Bugün bu yan etkilerin yalnızca birine, yüksek olduğu ifade edilen faiz aslında enflasyonun altında seyrettiği için mevduatın TL ve döviz bazında nasıl döviz lehine ayrıştığına bakmak istiyoruz.
30'a 70 dengesi 41'e 59 oldu
Merkez Bankası verilerine göre yurtiçinde yerleşiklerin (ister Türk vatandaşı, ister yabancı) bankalarda 8 Aralık itibarıyla TL cinsi 857 milyar lira mevduatı var. Aynı tarihteki döviz cinsi mevduat ise 589.5 milyar lira düzeyinde. Döviz cinsi mevduatın dolar karşılığı 152.7 milyar.

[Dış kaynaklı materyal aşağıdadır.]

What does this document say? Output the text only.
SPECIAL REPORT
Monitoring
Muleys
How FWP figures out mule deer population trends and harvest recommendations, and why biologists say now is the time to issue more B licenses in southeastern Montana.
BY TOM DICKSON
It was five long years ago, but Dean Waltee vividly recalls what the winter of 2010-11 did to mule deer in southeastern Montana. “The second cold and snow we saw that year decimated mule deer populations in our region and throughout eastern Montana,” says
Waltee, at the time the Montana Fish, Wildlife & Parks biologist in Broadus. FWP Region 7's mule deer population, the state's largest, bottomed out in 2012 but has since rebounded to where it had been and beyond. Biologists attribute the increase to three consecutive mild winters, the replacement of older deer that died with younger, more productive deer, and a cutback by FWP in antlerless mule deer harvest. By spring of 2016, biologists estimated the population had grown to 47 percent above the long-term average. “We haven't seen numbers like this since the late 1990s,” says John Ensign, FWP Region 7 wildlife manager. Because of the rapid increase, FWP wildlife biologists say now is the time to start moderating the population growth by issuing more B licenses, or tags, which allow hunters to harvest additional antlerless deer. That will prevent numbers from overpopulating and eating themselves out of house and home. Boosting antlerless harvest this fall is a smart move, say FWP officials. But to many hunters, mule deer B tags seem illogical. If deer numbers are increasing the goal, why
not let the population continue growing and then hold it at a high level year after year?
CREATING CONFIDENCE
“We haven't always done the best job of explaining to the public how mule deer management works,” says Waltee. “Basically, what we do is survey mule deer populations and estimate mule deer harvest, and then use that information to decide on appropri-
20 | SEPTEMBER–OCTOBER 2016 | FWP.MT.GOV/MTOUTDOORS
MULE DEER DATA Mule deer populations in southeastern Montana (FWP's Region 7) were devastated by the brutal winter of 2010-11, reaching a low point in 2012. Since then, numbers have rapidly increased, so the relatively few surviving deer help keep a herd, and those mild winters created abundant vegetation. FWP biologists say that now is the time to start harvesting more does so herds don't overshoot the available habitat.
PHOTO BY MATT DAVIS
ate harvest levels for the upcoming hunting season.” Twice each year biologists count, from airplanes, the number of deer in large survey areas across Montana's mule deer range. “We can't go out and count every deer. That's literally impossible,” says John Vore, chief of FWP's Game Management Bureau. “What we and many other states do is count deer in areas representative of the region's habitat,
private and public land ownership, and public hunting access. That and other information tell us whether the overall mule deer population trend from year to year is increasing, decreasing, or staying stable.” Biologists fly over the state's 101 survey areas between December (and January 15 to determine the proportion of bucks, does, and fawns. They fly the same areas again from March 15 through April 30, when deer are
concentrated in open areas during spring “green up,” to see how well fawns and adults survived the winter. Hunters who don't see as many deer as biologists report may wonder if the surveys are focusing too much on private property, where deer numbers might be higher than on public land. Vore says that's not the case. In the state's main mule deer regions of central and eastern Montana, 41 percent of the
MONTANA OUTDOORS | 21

Yani 8 Aralık itibarıyla bankalarda yurtiçi yerleşiklere ait toplam 1 trilyon 446.5 milyar lira mevduat var. Bu tutarın yüzde 59'u TL cinsi mevduattan, yüzde 41'i ise yabancı para cinsi mevduattan oluşuyor.
Peki bu paylar geçmişte nasıldı dersiniz? Çok çok geriye gitmeyelim, 2012 sonundaki duruma bakalım. Bankalarda 470.7 milyarı TL cinsi, 200.9 milyarı döviz cinsi olmak üzere 671.6 milyar lira mevduat vardı. Bu mevduatın yüzde 70'ini TL cinsi olanlar, yüzde 30'unu ise döviz cinsi olanlar oluşturmaktaydı.